Unlocking Deeper Liquidity Through SOL Staking

Sonic SVM is also revamping its liquidity provisioning model by repurposing a portion of transaction fees. Specifically, 12.5% of total transaction fees—collected as SOL—will be staked on the Solana mainnet. The staking rewards, combined with vested $SONIC tokens, will be used to seed new liquidity pools on Sonic SVM’s mainnet.

These LPs will be incentivized further to boost engagement and market activity.

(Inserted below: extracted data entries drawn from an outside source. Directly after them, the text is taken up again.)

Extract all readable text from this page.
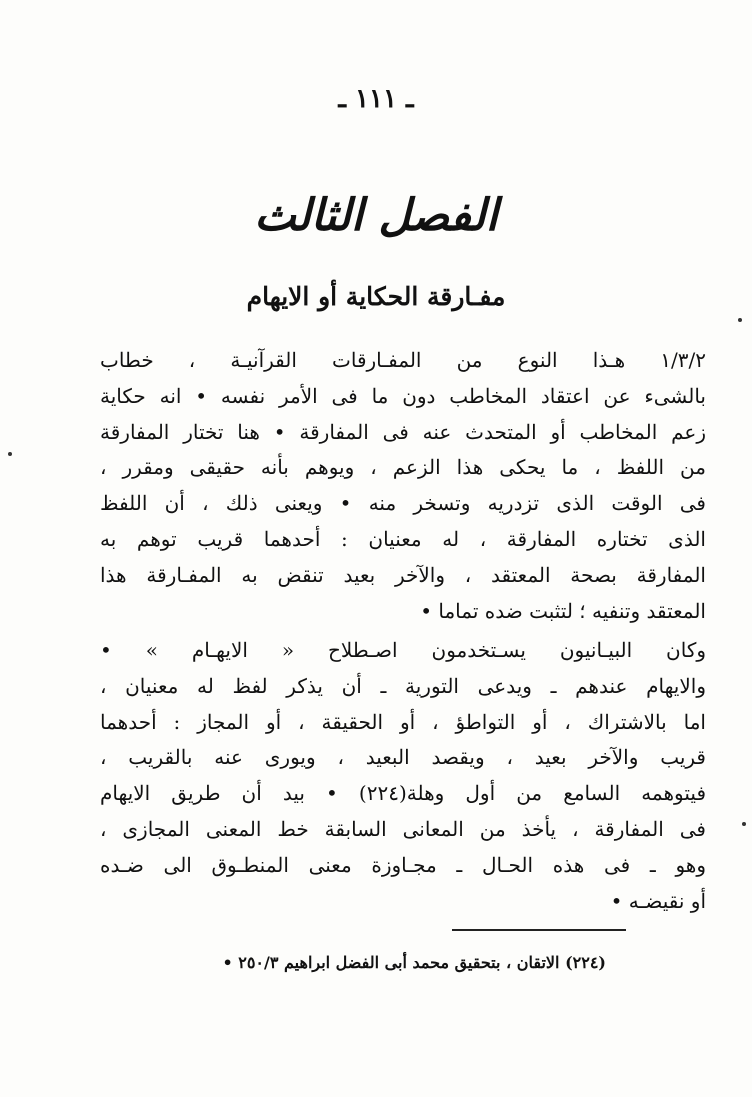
ـ ١١١ ـ
الفصل الثالث
مفـارقة الحكاية أو الايهام
١/٣/٢ هـذا النوع من المفـارقات القرآنيـة ، خطاب
بالشىء عن اعتقاد المخاطب دون ما فى الأمر نفسه • انه حكاية
زعم المخاطب أو المتحدث عنه فى المفارقة • هنا تختار المفارقة
من اللفظ ، ما يحكى هذا الزعم ، ويوهم بأنه حقيقى ومقرر ،
فى الوقت الذى تزدريه وتسخر منه • ويعنى ذلك ، أن اللفظ
الذى تختاره المفارقة ، له معنيان : أحدهما قريب توهم به
المفارقة بصحة المعتقد ، والآخر بعيد تنقض به المفـارقة هذا
المعتقد وتنفيه ؛ لتثبت ضده تماما •
وكان البيـانيون يسـتخدمون اصـطلاح « الايهـام » •
والايهام عندهم ـ ويدعى التورية ـ أن يذكر لفظ له معنيان ،
اما بالاشتراك ، أو التواطؤ ، أو الحقيقة ، أو المجاز : أحدهما
قريب والآخر بعيد ، ويقصد البعيد ، ويورى عنه بالقريب ،
فيتوهمه السامع من أول وهلة(٢٢٤) • بيد أن طريق الايهام
فى المفارقة ، يأخذ من المعانى السابقة خط المعنى المجازى ،
وهو ـ فى هذه الحـال ـ مجـاوزة معنى المنطـوق الى ضـده
أو نقيضـه •
(٢٢٤) الاتقان ، بتحقيق محمد أبى الفضل ابراهيم ٢٥٠/٣ •
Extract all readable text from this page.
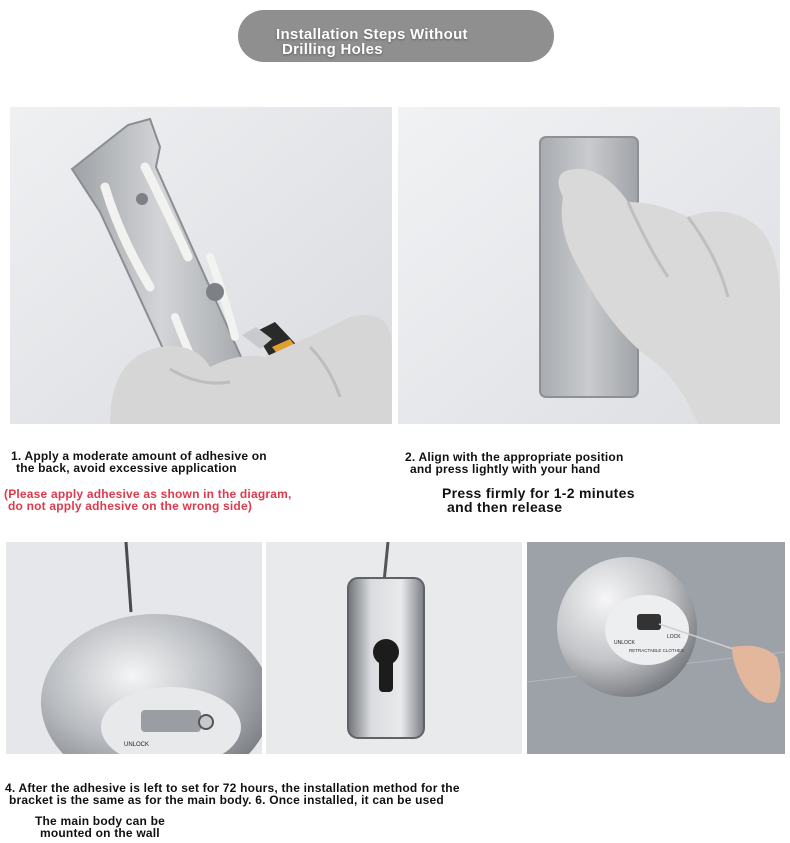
Installation Steps Without
Drilling Holes
1. Apply a moderate amount of adhesive on
the back, avoid excessive application
(Please apply adhesive as shown in the diagram,
do not apply adhesive on the wrong side)
2. Align with the appropriate position
and press lightly with your hand
Press firmly for 1-2 minutes
and then release
UNLOCK
UNLOCK
LOCK
RETRACTABLE CLOTHES
4. After the adhesive is left to set for 72 hours, the installation method for the
bracket is the same as for the main body. 6. Once installed, it can be used
The main body can be
mounted on the wall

According to Sonic, this dual-token LP approach not only ensures deeper liquidity but also strengthens the protocol’s integration with Solana’s core infrastructure.

Key Benefits for the Ecosystem

The redesigned value accrual mechanism is poised to deliver several ecosystem-wide advantages:

  • Reduced Circulating Supply: Continuous market buys and vault-based locking decrease token availability.

  • Enhanced Liquidity: Protocol-owned liquidity makes $SONIC more accessible and reduces reliance on external market makers.

  • Solana Ecosystem Integration: By staking SOL and utilizing rewards within $SONIC LPs, the mechanism directly ties $SONIC growth to Solana’s success.

  • Improved User Incentives: Additional rewards for LPs aim to drive greater participation in network activities.

"As we continue scaling our infrastructure to support millions of users across our gaming and social platforms, this value accrual mechanism ensures our token economy grows in tandem with network usage," said Alan Zhu, co-founder and CPO of Sonic.

Implementation Timeline

The new tokenomics model will roll out in the coming weeks. Full technical documentation will be made available via the official Sonic SVM website. This initiative marks a strategic step in Sonic SVM’s roadmap as it continues to evolve as a programmable attention settlement layer on the Solana blockchain.